Resolution of the D4Z4 repeat responsible for facioscapulohumeral muscular dystrophy with HiFi sequencing

Abstract The D4Z4 macrosatellite repeat encompasses some of the most difficult-to-resolve disease-related variations in the human genome. D4Z4 has a repeat unit of 3.3 kb (encoding the DUX4 gene) that is present in up to 100 copies on two chromosomes (4 and 10), while DUX4 can only be expressed in somatic cells from the permissive A haplotype that usually occurs on chromosome 4. Facioscapulohumeral muscular dystrophy (FSHD) is caused by chromatin relaxation and ectopic expression of DUX4 in skeletal muscle, mediated by contraction of D4Z4 to 1-10 copies (FSHD1, 95% of FSHD cases) or mutations in chromatin factor genes such as SMCHD1 (FSHD2, 5% of FSHD cases). Due to its large size, disease specific haplotypes and sequence homology between chromosomes, D4Z4 is challenging to resolve by current sequencing technologies. We report a computational tool, Kivvi, to genotype D4Z4 using PacBio whole-genome long-read sequence data. Kivvi detects all D4Z4 alleles in a sample, reporting the repeat size, chromosome (4 vs. 10), distal haplotype (A vs. non-permissive haplotypes) and the methylation level of each allele. We validated Kivvi against gold standard assays for FSHD diagnostics, detecting 100% of contracted alleles and correctly classifying 90% of noncontracted alleles. We showed differential methylation signals between FSHD1 and candidate FSHD2 samples. We profiled D4Z4 across 601 individuals from five ancestral populations, revealing extensive genetic diversity. We identified common haplotypes of D4Z4 alleles and characterized hybrid repeat units, hybrid repeat arrays, and translocation alleles.

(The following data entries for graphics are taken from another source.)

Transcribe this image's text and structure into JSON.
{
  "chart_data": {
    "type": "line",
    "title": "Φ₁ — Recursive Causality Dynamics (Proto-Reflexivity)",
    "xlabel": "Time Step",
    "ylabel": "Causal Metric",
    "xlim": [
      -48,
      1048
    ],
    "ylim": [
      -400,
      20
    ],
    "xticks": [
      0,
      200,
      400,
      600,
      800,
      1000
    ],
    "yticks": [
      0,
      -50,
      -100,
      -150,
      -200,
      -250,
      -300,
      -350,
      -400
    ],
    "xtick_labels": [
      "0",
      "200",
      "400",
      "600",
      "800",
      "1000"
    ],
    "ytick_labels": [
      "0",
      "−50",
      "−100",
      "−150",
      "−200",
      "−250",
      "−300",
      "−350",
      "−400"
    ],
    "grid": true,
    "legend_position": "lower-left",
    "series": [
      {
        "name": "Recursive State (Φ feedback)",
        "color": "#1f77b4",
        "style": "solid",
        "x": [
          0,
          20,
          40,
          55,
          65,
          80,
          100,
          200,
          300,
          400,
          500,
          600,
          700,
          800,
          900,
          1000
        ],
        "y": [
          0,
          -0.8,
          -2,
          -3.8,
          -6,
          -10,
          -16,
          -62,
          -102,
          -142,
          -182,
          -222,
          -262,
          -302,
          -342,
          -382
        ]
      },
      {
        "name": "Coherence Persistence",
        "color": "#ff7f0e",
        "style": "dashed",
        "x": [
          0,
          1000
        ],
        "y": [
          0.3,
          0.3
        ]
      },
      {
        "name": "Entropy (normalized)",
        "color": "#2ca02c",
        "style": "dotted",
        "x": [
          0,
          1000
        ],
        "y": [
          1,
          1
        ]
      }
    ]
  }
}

Combined with HiFi long reads, Kivvi enables the consolidation of multiple FSHD assays into a single workflow and facilitates the discovery of novel genetic modifiers of FSHD through population-scale studies. Competing Interest Statement XC, ZK, ED and MAE are employees of Pacific Biosciences. JMD, JN, ASB, SY, SL, KN and ASL are employees of GeneDx. SMvdM is a board member of Renogenyx and has acted as consultant and/or is member of the advisory board for several pharmaceutical companies developing therapeutics for FSHD. SMvdM and RJLFL are coinventors of several FSHD-related patent applications.